La sfera della necessità e della costrizione era quella pre-politica, della famiglia, dove il padre esercitava (a diversi livelli) il potere dispotico sugli schiavi, la donna, i figli. Nella sfera pre-politica, dove regnava la necessità, vi erano gli schiavi, sorta di strumento animato, non-uomini; nella polis, solo uomini liberi. Proprio il soddisfacimento delle necessità nella sfera domestica garantiva l’esistenza della polis, unico luogo dell’esistenza politica, unica sfera della libertà, condizione essenziale per l’eudaimonía. Essere poveri o malati significava essere soggetti alla necessità fisica, essere schiavi significava essere soggetti alla violenza umana. Tale è l’ambiguità della polis, che tiene presente la “necessità naturale” (per cui esistono gli schiavi) e la superiorità della “vita libera” (dei cittadini). La fine del primato della vita attiva a vantaggio della vita contemplativa corrisponde a un processo di negazione della vita attiva dal suo interno, a una scomparsa dell’agire politico nella sfera indistinta del fare.

Dal dubbio cartesiano nascerà, secondo Hannah Arendt, la nuova epistemologia, che abbandona il tentativo di comprendere la natura e le cose non prodotte dall’uomo, per volgersi solo ai prodotti umani: è il trionfo dell’homo faber. Se l’agire politico era stato sconfitto dalla vita contemplativa con il cristianesimo, l’homo faber cede però il posto all’animal laborans, al primato dell’attività che ha come scopo solo la conservazione della vita. Nel mondo contemporaneo l’agire politico si è fatto impossibile. E l’attività di produrre lascia il posto al darsi da fare per sopravvivere.
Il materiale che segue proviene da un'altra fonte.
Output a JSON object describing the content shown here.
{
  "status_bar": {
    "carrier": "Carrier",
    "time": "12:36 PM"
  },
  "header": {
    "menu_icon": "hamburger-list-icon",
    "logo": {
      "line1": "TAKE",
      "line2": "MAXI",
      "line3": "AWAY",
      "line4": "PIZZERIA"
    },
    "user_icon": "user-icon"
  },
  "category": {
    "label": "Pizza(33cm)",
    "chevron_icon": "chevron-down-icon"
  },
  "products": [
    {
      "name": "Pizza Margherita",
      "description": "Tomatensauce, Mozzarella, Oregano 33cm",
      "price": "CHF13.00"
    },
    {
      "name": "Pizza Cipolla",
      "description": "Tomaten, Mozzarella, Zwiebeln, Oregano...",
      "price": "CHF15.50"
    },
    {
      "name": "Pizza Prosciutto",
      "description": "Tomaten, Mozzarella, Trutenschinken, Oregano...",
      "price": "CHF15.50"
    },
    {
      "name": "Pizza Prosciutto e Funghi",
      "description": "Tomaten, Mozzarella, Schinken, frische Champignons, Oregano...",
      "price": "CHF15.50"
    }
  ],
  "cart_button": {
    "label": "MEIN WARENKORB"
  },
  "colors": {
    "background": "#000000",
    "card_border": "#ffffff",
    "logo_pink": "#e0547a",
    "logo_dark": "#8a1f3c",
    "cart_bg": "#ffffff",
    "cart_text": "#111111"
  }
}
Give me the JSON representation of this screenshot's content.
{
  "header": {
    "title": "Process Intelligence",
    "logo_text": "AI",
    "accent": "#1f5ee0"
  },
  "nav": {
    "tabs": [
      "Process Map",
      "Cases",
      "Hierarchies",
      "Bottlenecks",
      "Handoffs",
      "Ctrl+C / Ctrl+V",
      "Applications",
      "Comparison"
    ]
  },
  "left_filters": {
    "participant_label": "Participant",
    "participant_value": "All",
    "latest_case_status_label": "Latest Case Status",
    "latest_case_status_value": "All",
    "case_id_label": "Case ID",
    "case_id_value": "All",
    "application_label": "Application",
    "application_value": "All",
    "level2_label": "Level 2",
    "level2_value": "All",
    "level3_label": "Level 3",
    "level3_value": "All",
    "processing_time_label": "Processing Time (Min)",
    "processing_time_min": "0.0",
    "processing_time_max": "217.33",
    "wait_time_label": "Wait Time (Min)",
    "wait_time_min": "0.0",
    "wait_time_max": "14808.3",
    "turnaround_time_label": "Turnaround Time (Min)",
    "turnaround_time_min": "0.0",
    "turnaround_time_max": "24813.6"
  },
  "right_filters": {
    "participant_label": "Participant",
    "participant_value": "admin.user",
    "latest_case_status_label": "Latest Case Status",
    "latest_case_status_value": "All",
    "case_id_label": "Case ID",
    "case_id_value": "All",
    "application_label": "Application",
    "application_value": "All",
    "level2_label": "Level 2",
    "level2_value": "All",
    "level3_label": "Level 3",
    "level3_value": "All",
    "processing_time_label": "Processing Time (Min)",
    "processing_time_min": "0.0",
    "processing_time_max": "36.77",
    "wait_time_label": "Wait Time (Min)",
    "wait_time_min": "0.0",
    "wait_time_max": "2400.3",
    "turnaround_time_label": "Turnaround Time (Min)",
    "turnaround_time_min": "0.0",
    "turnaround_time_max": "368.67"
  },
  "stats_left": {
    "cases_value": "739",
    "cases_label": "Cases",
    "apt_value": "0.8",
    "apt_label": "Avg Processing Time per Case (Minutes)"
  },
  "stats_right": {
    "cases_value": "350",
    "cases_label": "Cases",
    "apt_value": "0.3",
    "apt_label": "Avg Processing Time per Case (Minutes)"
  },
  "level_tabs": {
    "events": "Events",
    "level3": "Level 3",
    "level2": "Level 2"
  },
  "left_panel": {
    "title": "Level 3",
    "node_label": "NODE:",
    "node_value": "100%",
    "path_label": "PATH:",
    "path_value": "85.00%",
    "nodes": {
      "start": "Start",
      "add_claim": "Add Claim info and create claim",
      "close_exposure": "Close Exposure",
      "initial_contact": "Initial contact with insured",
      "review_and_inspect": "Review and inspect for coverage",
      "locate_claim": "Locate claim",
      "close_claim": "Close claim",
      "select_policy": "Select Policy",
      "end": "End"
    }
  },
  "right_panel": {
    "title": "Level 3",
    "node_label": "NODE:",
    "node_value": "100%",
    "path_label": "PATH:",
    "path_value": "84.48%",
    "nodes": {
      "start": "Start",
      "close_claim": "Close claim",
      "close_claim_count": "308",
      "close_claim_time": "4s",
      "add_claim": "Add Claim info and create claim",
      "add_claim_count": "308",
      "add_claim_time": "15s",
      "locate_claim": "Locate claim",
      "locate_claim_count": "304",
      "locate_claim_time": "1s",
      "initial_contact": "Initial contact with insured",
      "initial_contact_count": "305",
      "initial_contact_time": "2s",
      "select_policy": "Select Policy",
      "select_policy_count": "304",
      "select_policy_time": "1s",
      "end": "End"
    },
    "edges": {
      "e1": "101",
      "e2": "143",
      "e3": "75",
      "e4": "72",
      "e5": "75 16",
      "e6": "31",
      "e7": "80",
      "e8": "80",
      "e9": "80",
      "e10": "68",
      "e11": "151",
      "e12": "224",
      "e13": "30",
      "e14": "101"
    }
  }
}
La fine della politica trasforma gli umani in esseri superflui, in impiegati e burocrati, in persone che si adattano a eseguire, diligenti e muti, compiti determinati. Questa è la figura tramite la quale il dominio totale celebra il suo trionfo: il tipo attonito e tranquillizzato, anestetizzato, che cerca solo di far carriera nella burocrazia, che conosce solo la lingua della burocrazia (Amtsprache), sottomesso e incapace di resistenza, che compie il male come se fosse la cosa più banale, per una semplice conseguenza logica (che mai e poi mai indagherebbe sulle sue premesse). In questo modo si crea la banalità del male.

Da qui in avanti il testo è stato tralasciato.